2006.04.29
I did not come away from watching United 93 feeling optimistic about the triumph of the human spirit and the superior resilience of enlightenment values. Quite the opposite. I came away with a feeling that history has been hijacked by a cult of the undead, or the wannabe dead, suicidal mass murderers driven by theocratic savagery.I think he's a bit too pessimistic, I think the eternal vigilence the endless "War Against Terror" requires is going to be a pain in the ass, and there may well be tremendous acts of destruction in the future, but I don't see it as the "end of enlightenment civilization".
The article draws a parallel between "Day of the Dead", with its images of people in TV control rooms watching helplessly as the world they knew gets torn apart by undead zombies and our present situation with its risk from death-worshipping "We Love Death while You Love Life" assholes.

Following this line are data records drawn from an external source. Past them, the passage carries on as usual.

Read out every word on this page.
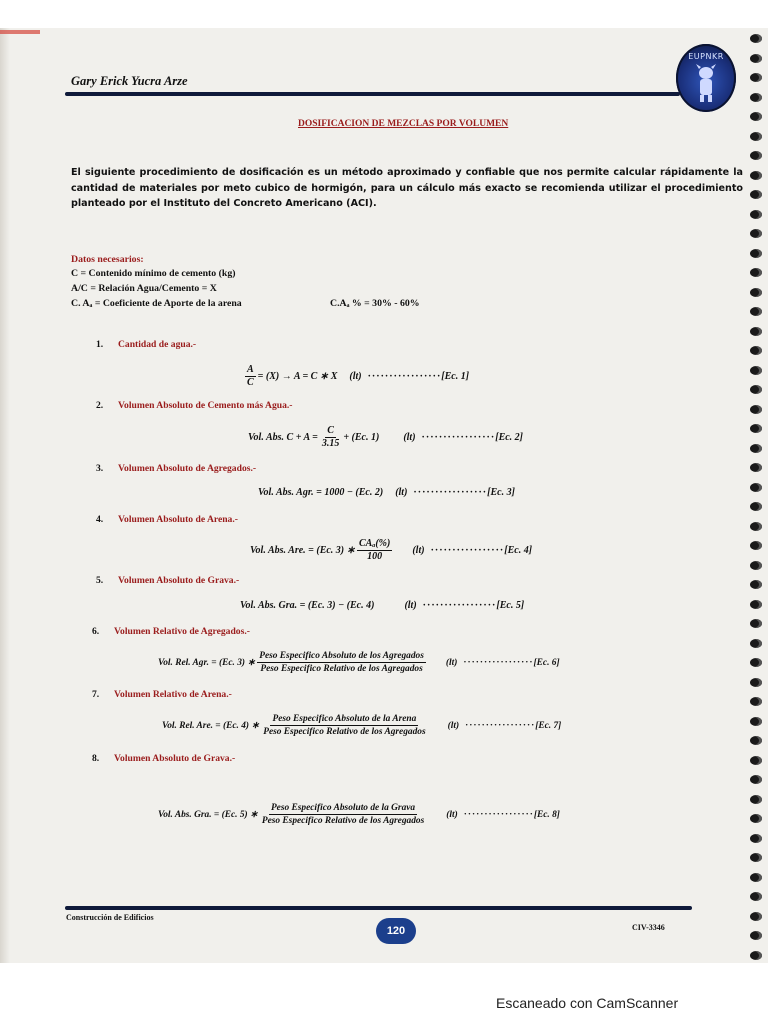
Gary Erick Yucra Arze
EUPNKR
DOSIFICACION DE MEZCLAS POR VOLUMEN
El siguiente procedimiento de dosificación es un método aproximado y confiable que nos permite calcular rápidamente la cantidad de materiales por meto cubico de hormigón, para un cálculo más exacto se recomienda utilizar el procedimiento planteado por el Instituto del Concreto Americano (ACI).
Datos necesarios:
C = Contenido mínimo de cemento (kg)
A/C = Relación Agua/Cemento = X
C. Aₐ = Coeficiente de Aporte de la arena	C.Aₐ % = 30% - 60%
1. Cantidad de agua.-
$\frac{A}{C} = (X) \to A = C$ ∗ X (lt) ················· [Ec. 1]
2. Volumen Absoluto de Cemento más Agua.-
Vol. Abs. $C + A = \frac{C}{3.15} + (Ec$. 1) (lt) ················· [Ec. 2]
3. Volumen Absoluto de Agregados.-
Vol. Abs. Agr. = 1000 − (Ec. 2) (lt) ················· [Ec. 3]
4. Volumen Absoluto de Arena.-
Vol. Abs. Are. = (Ec. 3) ∗ $\frac{\text{CAₐ(\%)}}{100} (lt)$ ················· [Ec. 4]
5. Volumen Absoluto de Grava.-
Vol. Abs. Gra. = (Ec. 3) − (Ec. 4)	(lt) ················· [Ec. 5]
6. Volumen Relativo de Agregados.-
Vol. Rel. Agr. = (Ec. 3) ∗ $\frac{\text{Peso Especifico Absoluto de los Agregados}}{\text{Peso Especifico Relativo de los Agregados}} (lt)$ ················· [Ec. 6]
7. Volumen Relativo de Arena.-
Vol. Rel. Are. = (Ec. 4) ∗ $\frac{\text{Peso Especifico Absoluto de la Arena}}{\text{Peso Especifico Relativo de los Agregados}} (lt)$ ················· [Ec. 7]
8. Volumen Absoluto de Grava.-
Vol. Abs. Gra. = (Ec. 5) ∗ $\frac{\text{Peso Especifico Absoluto de la Grava}}{\text{Peso Especifico Relativo de los Agregados}} (lt)$ ················· [Ec. 8]
Construcción de Edificios
120	CIV-3346
Escaneado con CamScanner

Damn, actually, that makes me scared and angry about religion in general. When you get in the habit of faith over "show me" skepticism, there might not BE a particularly strong reason for a culture to prefer life-affirming, positive belief over martyrdom-seeking "this world is nothing compared to the next" fantasylands. Maybe Dawkins was right, "To fill a world with religion, or religions of the Abrahamic kind, is like littering the streets with loaded guns."
After writing the above the other day, I read this Atlantic piece about how badly the administration has played Iran. It's a difficult situation that needed a much defter touch than our president and crew has ever displayed. Iran pretty much has us by the economic balls.
Another note.... how many more hardline hardcore Islamic fundamentalist governments have to get elected before we realize that widespread democracy might not be our friend in the Middle East? By coincidence, I added an old political pin to my courier bag from a collection my dad had made... "President Nixon / Now More Than Ever". I like it because it can both be used as a sly-ish commentary on the people currently in office, but it also kind of reflects my belief that we would have been better served by a Kissinger-esque sense of "realpolitik" post-9-11 than what we ended up with.
I recently heard an interpretation that states Islam has been in kind of a dark ages for centuries now. It seems to me that there's an inverse relationship between fundamentalism and human advancement. I suspect a balance between faith and science is useful to a society, but looking at how the secularist enlightenment brought Europe out of its Dark Ages.... of course the trouble is that there's not much stopping the fundamentalists from co-opting the technology and other forms of progress a more balanced approach applies... this has been going on for a long time in the Middle East and I think can be applied to some of the political situation here and now.